Journal of Turbulence
- Discipline: Turbulence
- Language: English
- Edited by: Ugo Piomelli

Publication details
- History: 2000—present
- Publisher: Taylor & Francis
- Frequency: 7/year
- Impact factor: 1.6 (2024)

Standard abbreviations
- ISO 4: J. Turbul.

Indexing
- ISSN: 1468-5248

Links
- Journal homepage; Online access; Online archive;

= Journal of Turbulence =

Scientific journal

Journal of Turbulence is a peer-reviewed scientific journal published by Taylor & Francis.
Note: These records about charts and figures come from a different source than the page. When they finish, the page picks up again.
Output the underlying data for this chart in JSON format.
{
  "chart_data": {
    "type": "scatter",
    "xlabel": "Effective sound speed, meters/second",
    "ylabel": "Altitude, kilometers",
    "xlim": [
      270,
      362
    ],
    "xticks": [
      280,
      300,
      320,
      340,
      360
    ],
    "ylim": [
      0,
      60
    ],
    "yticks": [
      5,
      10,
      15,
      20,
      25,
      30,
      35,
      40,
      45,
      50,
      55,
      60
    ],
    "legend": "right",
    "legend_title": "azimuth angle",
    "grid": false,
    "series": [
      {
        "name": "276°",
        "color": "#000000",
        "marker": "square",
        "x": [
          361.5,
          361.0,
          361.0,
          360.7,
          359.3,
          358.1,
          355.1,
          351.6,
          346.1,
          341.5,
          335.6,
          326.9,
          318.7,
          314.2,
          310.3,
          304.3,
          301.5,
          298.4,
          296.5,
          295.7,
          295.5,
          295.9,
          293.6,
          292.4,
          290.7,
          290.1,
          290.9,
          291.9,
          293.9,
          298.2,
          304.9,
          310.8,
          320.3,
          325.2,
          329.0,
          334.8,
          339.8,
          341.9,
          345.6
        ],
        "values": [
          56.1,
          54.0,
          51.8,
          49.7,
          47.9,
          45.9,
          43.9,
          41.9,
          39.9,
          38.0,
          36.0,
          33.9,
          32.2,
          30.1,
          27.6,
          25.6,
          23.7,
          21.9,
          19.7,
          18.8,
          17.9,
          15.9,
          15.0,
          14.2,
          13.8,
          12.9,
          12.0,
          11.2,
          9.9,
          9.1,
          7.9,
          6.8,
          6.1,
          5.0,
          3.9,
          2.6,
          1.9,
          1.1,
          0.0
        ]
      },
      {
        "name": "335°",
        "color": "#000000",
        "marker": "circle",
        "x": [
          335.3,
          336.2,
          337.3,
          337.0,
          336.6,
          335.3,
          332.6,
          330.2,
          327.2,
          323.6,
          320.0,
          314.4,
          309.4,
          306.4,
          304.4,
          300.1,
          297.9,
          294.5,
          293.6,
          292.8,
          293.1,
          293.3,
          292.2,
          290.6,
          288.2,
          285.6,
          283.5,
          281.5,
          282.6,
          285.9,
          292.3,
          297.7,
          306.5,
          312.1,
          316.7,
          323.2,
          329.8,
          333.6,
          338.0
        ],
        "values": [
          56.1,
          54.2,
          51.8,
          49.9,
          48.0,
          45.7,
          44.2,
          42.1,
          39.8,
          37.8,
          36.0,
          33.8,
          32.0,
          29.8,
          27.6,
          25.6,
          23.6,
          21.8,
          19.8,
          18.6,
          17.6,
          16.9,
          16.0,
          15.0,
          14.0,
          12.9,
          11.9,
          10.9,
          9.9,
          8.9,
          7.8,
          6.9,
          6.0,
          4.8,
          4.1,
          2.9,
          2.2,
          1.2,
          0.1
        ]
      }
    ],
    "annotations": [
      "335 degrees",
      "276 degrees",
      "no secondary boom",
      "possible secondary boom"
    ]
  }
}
Established in 2000, it covers theoretical, numerical and experimental research in turbulence, including but not limited to turbulence modeling and geophysical fluid dynamics. Its current editor-in-chief is Ugo Piomelli (Queen's University at Kingston).

==Abstracting and indexing==
The journal is abstracted and indexed in:
- Current Contents/Engineering, Computing & Technology
- Current Contents/Physical, Chemical & Earth Sciences
- EBSCO databases
- GEOBASE
- Inspec
- Science Citation Index Expanded
- Scopus
- zbMATH Open

According to the Journal Citation Reports, the journal has a 2024 impact factor of 1.6.